Acórdão nº 76/03.9GBFIG.C1 de Court of Appeal of Coimbra (Portugal), 14 de Janeiro de 2009

Magistrado ResponsávelHEITOR VASQUES OS
Data da Resolução14 de Janeiro de 2009
EmissorCourt of Appeal of Coimbra (Portugal)

10 I. RELATÓRIO.

Pelo 3º Juízo do Tribunal Judicial da comarca da Figueira da Foz, sob acusação do Ministério Público, foram submetidos a julgamento, em processo comum com intervenção do tribunal colectivo, os arguidos, …, …, … e, …, todos com os demais sinais nos autos, a quem era imputada a prática dos seguintes crimes e contra-ordenação: - Ao primeiro arguido, um crime de furto qualificado, p. e p. pelos arts. 203º, nº 1 e 204º, nºs 1, a) e 2, e), do C. Penal; - Aos segundo e terceiro arguidos, em co-autoria, um crime de detenção de munições de arma de fogo, p. e p. pelo art. 86º, nº 1, d), da Lei nº 05/2006, de 23 de Fevereiro; - Ao quarto arguido, uma contra-ordenação p. e p. pelos arts. 2º, nºs 1 e 2 e 16º, nº 2, da Lei nº 30/00, de 29 de Novembro, e um crime de tráfico de canabis, p. e p. pelo art. 21º, nº 1 do Dec. Lei nº 15/93, de 22 de Janeiro, com referência à Tabela I-C, anexa ao referido diploma.

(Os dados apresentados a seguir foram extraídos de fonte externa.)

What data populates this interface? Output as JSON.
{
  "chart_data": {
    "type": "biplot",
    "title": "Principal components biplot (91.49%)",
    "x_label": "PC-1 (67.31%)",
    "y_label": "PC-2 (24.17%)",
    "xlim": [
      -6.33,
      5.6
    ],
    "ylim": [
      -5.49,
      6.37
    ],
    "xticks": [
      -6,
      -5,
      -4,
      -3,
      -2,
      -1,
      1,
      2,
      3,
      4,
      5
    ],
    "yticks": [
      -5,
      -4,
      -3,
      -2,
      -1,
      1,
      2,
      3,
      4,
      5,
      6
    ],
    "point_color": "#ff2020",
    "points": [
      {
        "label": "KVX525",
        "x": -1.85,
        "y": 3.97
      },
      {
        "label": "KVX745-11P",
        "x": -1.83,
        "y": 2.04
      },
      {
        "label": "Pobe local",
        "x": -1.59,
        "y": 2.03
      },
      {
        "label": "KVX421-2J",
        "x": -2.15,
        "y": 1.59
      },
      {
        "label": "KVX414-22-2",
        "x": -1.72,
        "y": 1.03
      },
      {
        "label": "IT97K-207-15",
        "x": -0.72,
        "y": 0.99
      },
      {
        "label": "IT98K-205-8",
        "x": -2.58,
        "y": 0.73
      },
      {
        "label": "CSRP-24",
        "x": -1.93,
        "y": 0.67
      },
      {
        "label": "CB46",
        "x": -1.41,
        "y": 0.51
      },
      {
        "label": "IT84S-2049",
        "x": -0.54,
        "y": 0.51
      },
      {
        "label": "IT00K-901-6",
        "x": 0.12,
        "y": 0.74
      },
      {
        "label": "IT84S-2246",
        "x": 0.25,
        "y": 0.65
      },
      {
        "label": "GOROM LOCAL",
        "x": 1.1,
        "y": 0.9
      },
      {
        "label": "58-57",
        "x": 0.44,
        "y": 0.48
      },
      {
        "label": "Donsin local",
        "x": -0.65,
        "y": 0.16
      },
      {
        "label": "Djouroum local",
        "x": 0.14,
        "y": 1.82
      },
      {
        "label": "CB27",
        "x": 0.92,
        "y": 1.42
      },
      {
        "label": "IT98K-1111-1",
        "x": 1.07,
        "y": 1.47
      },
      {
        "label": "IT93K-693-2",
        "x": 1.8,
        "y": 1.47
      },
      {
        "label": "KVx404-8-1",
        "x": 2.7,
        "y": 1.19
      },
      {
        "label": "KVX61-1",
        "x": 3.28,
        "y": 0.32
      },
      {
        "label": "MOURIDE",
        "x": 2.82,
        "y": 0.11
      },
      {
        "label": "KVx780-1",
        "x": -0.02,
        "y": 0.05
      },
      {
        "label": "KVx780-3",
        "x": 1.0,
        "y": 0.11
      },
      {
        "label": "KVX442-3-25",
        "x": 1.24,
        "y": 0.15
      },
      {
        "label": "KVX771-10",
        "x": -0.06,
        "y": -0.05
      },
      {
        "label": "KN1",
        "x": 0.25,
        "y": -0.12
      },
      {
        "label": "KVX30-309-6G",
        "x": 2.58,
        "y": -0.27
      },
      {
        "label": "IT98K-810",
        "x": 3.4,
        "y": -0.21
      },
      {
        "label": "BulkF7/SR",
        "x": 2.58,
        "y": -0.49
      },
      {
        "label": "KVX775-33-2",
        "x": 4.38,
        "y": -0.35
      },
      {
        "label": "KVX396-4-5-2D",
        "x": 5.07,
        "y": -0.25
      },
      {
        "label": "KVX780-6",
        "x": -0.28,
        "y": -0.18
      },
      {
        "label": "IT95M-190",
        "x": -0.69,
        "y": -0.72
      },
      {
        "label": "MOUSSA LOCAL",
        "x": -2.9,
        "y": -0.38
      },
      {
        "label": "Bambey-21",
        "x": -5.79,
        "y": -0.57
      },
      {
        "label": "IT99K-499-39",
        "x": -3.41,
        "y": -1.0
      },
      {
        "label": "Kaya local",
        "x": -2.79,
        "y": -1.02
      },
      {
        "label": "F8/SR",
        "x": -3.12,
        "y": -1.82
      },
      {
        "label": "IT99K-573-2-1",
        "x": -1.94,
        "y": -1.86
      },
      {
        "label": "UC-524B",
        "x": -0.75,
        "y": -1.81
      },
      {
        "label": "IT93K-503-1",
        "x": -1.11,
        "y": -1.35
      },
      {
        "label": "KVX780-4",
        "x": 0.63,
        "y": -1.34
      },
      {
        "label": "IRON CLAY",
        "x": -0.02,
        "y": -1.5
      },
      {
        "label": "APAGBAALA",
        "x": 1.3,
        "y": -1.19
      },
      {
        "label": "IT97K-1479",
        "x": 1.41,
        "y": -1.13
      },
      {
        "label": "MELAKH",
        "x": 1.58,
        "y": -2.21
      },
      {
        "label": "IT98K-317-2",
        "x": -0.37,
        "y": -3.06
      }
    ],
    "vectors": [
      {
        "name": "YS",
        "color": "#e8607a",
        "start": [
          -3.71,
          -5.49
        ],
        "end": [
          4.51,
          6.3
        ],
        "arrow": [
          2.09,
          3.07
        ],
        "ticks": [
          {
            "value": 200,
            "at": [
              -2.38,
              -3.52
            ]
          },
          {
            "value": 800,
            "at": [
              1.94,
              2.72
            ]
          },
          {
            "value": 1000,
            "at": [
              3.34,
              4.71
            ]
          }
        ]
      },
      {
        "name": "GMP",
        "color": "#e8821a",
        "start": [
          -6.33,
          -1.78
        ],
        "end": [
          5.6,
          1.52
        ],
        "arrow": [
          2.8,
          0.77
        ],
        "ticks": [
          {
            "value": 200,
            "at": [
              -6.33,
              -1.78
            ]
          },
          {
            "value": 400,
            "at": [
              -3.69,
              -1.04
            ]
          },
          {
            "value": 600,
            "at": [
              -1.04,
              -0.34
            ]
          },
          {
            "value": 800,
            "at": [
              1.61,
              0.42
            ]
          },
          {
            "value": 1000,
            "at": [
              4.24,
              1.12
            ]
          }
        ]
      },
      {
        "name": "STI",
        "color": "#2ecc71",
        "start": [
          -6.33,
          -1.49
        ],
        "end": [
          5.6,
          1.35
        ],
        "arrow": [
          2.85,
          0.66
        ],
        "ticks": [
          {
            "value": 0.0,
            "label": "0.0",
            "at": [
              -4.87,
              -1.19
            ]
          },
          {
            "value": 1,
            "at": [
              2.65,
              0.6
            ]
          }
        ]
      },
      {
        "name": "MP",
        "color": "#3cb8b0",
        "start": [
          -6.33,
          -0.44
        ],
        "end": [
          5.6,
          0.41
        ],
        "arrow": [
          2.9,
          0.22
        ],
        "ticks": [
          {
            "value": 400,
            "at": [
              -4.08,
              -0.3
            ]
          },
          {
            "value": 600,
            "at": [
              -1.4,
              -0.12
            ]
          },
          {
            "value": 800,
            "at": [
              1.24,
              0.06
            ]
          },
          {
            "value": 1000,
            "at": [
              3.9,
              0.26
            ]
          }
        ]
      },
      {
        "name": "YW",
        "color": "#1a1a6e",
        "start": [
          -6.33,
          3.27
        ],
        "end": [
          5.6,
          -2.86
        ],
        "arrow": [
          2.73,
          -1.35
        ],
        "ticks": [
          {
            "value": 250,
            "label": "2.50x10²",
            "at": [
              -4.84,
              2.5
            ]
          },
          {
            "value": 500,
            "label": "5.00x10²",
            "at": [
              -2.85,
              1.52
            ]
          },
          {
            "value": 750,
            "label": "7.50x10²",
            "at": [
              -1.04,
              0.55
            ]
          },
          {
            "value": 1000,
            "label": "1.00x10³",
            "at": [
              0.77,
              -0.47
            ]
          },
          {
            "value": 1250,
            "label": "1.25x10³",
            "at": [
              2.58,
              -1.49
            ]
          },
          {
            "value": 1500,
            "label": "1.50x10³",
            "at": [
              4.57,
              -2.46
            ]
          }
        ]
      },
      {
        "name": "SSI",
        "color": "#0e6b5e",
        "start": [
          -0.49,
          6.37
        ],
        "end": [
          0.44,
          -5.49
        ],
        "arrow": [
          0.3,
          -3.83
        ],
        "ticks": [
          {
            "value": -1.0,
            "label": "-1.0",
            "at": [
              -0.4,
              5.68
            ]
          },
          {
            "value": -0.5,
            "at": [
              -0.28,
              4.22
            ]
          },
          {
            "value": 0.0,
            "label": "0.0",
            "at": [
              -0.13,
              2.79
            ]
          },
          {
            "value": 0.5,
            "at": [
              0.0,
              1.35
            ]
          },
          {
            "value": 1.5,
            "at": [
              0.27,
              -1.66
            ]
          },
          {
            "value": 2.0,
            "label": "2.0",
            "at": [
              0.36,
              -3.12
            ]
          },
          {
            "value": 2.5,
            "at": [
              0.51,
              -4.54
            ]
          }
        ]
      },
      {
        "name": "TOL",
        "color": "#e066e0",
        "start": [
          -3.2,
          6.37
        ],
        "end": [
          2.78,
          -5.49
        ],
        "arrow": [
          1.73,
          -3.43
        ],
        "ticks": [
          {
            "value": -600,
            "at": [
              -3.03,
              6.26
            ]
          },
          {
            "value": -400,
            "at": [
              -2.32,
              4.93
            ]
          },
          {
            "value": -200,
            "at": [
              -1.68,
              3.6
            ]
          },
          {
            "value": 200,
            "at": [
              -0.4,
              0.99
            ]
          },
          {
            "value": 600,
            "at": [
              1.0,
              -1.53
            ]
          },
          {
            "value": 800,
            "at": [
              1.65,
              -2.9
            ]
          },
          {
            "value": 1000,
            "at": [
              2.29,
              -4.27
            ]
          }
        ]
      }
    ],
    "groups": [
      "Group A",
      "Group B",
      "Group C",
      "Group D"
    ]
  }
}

Realizado o julgamento foi proferido em 29 de Maio de 2008 acórdão que: - Absolveu os arguidos … e … da prática dos crimes que lhes eram imputados; - Condenou o arguido …, pela prática de um crime de detenção ilegal de munições de armas de fogo, p. e p. pelo art. 86º, nº 1, d), da Lei nº 05/2006, de 23 de Fevereiro, na pena de 7 meses de prisão, suspensa na sua execução pelo período de um ano; - Condenou o arguido …, pela prática de um crime de tráfico de estupefacientes de menor gravidade, p. e p. pelo art. 25º, a), do Dec. Lei nº 15/93, de 22 de Janeiro – resultante da convolação do acusado crime de tráfico de estupefacientes – na pena de 1 ano e 6 meses de prisão, suspensa na sua execução pelo período de um ano e seis meses, condicionada à frequência pelo arguido do Instituto da Droga e da Toxicodependência, e consequente acatamento das orientações que ali lhe sejam dadas com vista à superação da sua dependência do consumo de estupefacientes.

Inconformado com a decisão, dela recorreu o Digno Magistrado do Ministério Público junto do tribunal recorrido, formulando no termo da respectiva motivação as seguintes conclusões, que se transcrevem: “ (…).

  1. O Tribunal a quo condenou o arguido … pela autoria de um crime de tráfico de estupefacientes de menor gravidade, p. e p. pelo artigo 25.º, al. a), do Decreto-Lei n.º 15/93, de 22 de Janeiro.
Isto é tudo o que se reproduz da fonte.